Gaertk at aol.com Gaertk at aol.com
Tue Mar 25 17:27:01 PST 2003

pddb at demesne.com writes:

> Gaertk at aol.com wrote:
>> pddb at demesne.com writes:
> [snip, I hope not too far]
>> Hmm, I'm not sure we're understanding each other.  (Or 
>> maybe I need to reread the books.)
> I did just reread them (I'm writing a Liavek novel, a day
> late and a dollar short as usual), so perhaps I have an
> advantage.

Yeah, I really should reread, and I'm been meaning to, but...
there are a couple stories I won't reread (definately the 
ones by Longyear and Moore, though for nearly opposite 
reasons), and there are some I really don't know if I want to
reread (I have *seriously* mixed feelings about Ford's
stories).  I will certainly reread the ones by Scribblies.

>> My opinion is that the series should have stopped at book 
>> 4.  At that point, everything that needed wrapping up was. 
>> Then book 5 tried to add on, and it seemed that the 
>> authors tried to surprise the readers, and in so doing, 
>> damaged their characters.
> I can't, of course, argue that this is how it seemed to 
> you.  However, that is really not the way writing it felt. 
> What we did have was a pause for reflection, and to 
> consider the implications of what we had written, and 
> whether to bring them out or deepen them or bring 
> ambiguities or hidden assumptions or logical conclusions 
> not yet detailed, to the fore.

I don't mind characters changing, but authors need to decide
before the second story whether a given character will 
change.  Dashif and the kids in Liavek clearly were intended
to change, but I expected most eveyone else to stay the same.
And my biggest gripe is that these changes happened when I 
wasn't looking.  Yes, being restricted to short stories 
doesn't give you much choice, but it still doesn't seem fair.

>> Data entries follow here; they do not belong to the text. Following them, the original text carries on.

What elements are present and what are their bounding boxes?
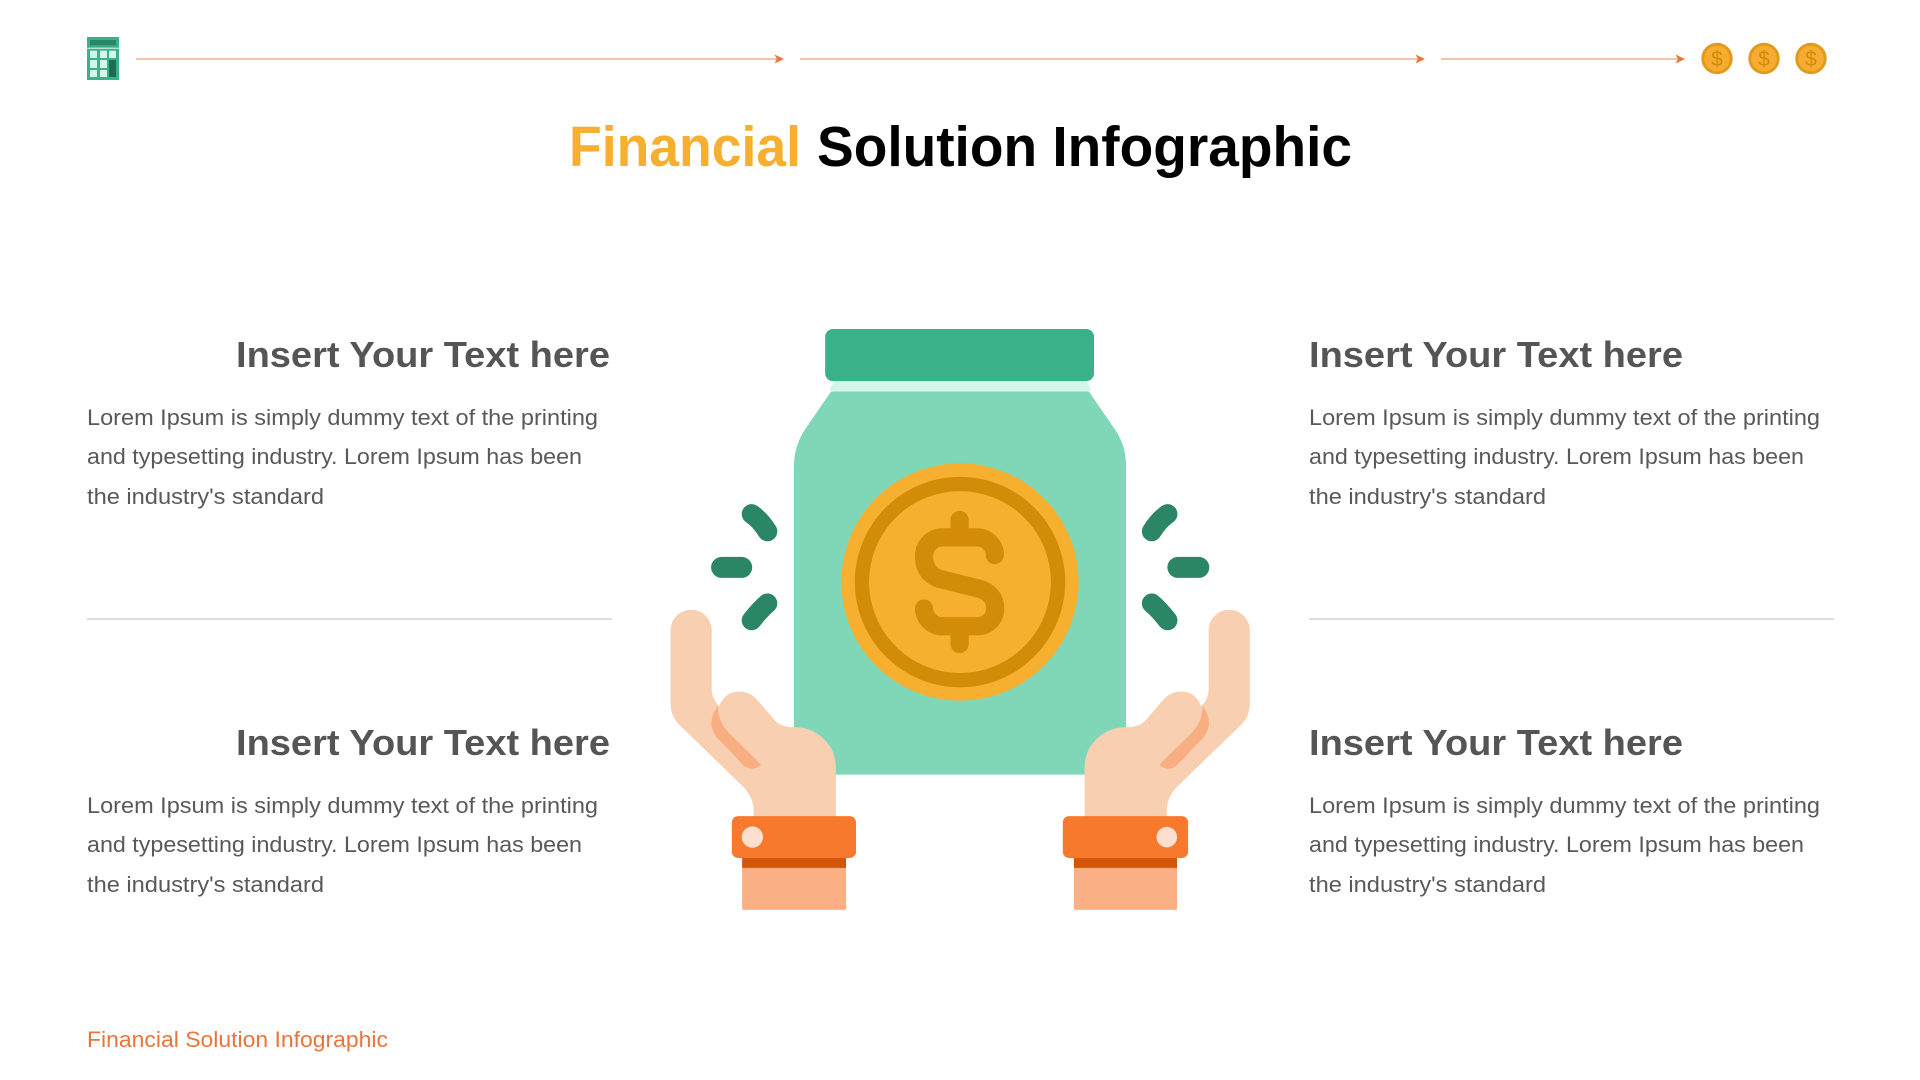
text block: lower left (87, 722, 610, 897)
icon: coin 2: $ (1758, 48, 1770, 71)
text block: lower right: and typesetting industry. Lorem Ipsum has been (1309, 832, 1804, 857)
title (569, 115, 1352, 179)
icon: coin 3 (1795, 43, 1827, 74)
icon: coin 3: $ (1805, 48, 1817, 71)
text block: lower left: Insert Your Text here (236, 722, 610, 763)
text block: upper left (87, 334, 610, 509)
text block: upper left: the industry's standard (87, 484, 324, 509)
icon: calculator (87, 37, 119, 80)
title: Solution Infographic (817, 115, 1352, 179)
text block: upper right: Lorem Ipsum is simply dummy text of the printing (1309, 405, 1820, 430)
icon: coin 1 (1701, 43, 1733, 74)
jar (794, 329, 1126, 775)
text block: upper left: Insert Your Text here (236, 334, 610, 375)
right hand (1063, 610, 1250, 910)
sparkles left (722, 514, 767, 620)
text block: lower right: Lorem Ipsum is simply dummy text of the printing (1309, 793, 1820, 818)
text block: upper left: Lorem Ipsum is simply dummy text of the printing (87, 405, 598, 430)
text block: lower right: the industry's standard (1309, 872, 1546, 897)
arrow: first segment (136, 54, 784, 64)
text block: lower right: Insert Your Text here (1309, 722, 1683, 763)
text block: lower right (1309, 722, 1820, 897)
sparkles right (1152, 514, 1199, 620)
text block: upper right (1309, 334, 1820, 509)
text block: lower left: and typesetting industry. Lorem Ipsum has been (87, 832, 582, 857)
text block: upper left: and typesetting industry. Lorem Ipsum has been (87, 444, 582, 469)
icon: coin 1: $ (1711, 48, 1723, 71)
arrow: third segment (1441, 54, 1685, 64)
illustration: hands holding money jar (671, 329, 1250, 910)
title: Financial (569, 115, 801, 179)
text block: upper right: Insert Your Text here (1309, 334, 1683, 375)
coin (841, 463, 1079, 701)
footer: Financial Solution Infographic (87, 1027, 388, 1052)
text block: upper right: and typesetting industry. Lorem Ipsum has been (1309, 444, 1804, 469)
left hand (671, 610, 856, 910)
arrow: second segment (800, 54, 1425, 64)
text block: lower left: the industry's standard (87, 872, 324, 897)
text block: lower left: Lorem Ipsum is simply dummy text of the printing (87, 793, 598, 818)
icon: coin 2 (1748, 43, 1780, 74)
text block: upper right: the industry's standard (1309, 484, 1546, 509)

>> _Liavek: Festival Week_ spoilers:
>> S
>> P
>> O
>> I
>> L
>> E
>> R
>> S
>> [I'm picking on Pamela solely because she responded; I've 
>> a much bigger gripe with Shetterly's story.]
> I adored that story.  I think it follows very logically the
> implications of The Magician's life and flaws, and takes up
> issues raised in, for example, Ford's "Riding the Hammer"
> in Volume IV.  This discussion is reminding me of many I 
> had after TECKLA was published, oddly enough.

I can see that; I'd probably have a similar reaction if I
couldn't read anything written after _Teckla_.  But that's
another point: Brust could (and did) write more to show how
those changes were logical, reasonable, and (in the long run)
good for Vlad.  Even the novel you're writing can't do much, because you killed your character.

>> I just can't imagine Dialos killing himself like this. 
>> This is his idea of acting responsibly?  Yes, he's making 
>> a point, but look at the cost, especially to Nerissa.
> The effect to Nerissa is exactly what was intended.  She's
> ready to take up her life.  She has to live anyway, you 
> know, because of the cat, and now she has a means to do so, 
> outside the stressful orbit of her family. 

Umm, he faked his own bloody murder to make things less 
stressful for her?  And how much of this would not be
accomplished through his originally intended death, the one
he described in the note to the Guard Captain?